My ex partner (who is now my best friend) and I were having a discussion earlier about my self-confidence issues and the way they affect my romantic relationships.
I am beginning to grow more and more comfortable in my own skin. Sometimes, however, I feel like I’m in between stages. I am SOOOO happy to have lost the weight that I have, and I feel sexier in my clothes. But, I still have so much left to lose, and I look forward and can see myself thin. I know that there are only a few people on this earth who look in the mirror naked and LOVE what they see. We are all socially conditioned to hate our bodies by the media and pop culture. So, when I am intimate with someone I have a difficult time allowing myself to believe they are truly attracted to my body even if all the signs are in place that they are. I hesitate when there is too much light in the room, I hide under blankets or don’t allow my clothing to be removed.

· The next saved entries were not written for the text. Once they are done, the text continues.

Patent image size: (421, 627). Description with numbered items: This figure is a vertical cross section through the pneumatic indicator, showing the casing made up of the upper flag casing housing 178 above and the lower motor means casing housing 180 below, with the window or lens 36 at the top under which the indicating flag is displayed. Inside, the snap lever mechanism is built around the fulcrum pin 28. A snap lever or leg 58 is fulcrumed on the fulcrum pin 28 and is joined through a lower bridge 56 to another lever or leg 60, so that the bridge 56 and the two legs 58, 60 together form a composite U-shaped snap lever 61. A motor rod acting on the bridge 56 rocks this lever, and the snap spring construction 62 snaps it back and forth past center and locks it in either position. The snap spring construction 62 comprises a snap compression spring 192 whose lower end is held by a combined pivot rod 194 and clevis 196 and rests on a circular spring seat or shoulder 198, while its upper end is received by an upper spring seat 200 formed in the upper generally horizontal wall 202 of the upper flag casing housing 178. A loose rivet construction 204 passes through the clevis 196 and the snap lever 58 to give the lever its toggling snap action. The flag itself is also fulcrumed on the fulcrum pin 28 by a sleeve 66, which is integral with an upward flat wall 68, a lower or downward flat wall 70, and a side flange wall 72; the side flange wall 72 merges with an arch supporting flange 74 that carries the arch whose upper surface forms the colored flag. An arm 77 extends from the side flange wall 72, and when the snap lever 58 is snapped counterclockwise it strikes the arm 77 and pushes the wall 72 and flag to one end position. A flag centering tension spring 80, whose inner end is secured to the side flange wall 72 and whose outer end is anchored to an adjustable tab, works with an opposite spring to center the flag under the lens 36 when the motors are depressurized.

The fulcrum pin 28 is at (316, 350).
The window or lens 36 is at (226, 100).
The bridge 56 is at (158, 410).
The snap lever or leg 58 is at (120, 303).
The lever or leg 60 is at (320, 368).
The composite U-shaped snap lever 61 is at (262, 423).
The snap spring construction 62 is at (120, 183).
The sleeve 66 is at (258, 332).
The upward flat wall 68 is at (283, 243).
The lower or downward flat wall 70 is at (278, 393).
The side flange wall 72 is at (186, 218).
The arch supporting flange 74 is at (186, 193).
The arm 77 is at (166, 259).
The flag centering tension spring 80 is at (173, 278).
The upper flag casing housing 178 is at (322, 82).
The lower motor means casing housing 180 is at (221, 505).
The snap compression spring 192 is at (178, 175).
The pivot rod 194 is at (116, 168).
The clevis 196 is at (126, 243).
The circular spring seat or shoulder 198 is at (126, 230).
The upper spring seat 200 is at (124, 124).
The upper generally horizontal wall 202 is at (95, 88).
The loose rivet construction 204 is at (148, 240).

While there are other things (obviously some trust issues caused by previous experiences) that make relationship difficult for me, I honestly believe this issue is the one that presents the most negativity. If I don’t feel attractive or sexy, then how can I believe that someone else does? And if I don’t believe what they say in that regard, then I can’t believe that their feelings for me are real, either. Ultimately, I end up with animosity and distrust for their feelings or intentions, no matter how genuine or legitimate they may be.
This is something I am working on daily. I know I can conquer this thing, just like I’ve conquered the rest of it. I just have to make sure my mind is healthy and happy.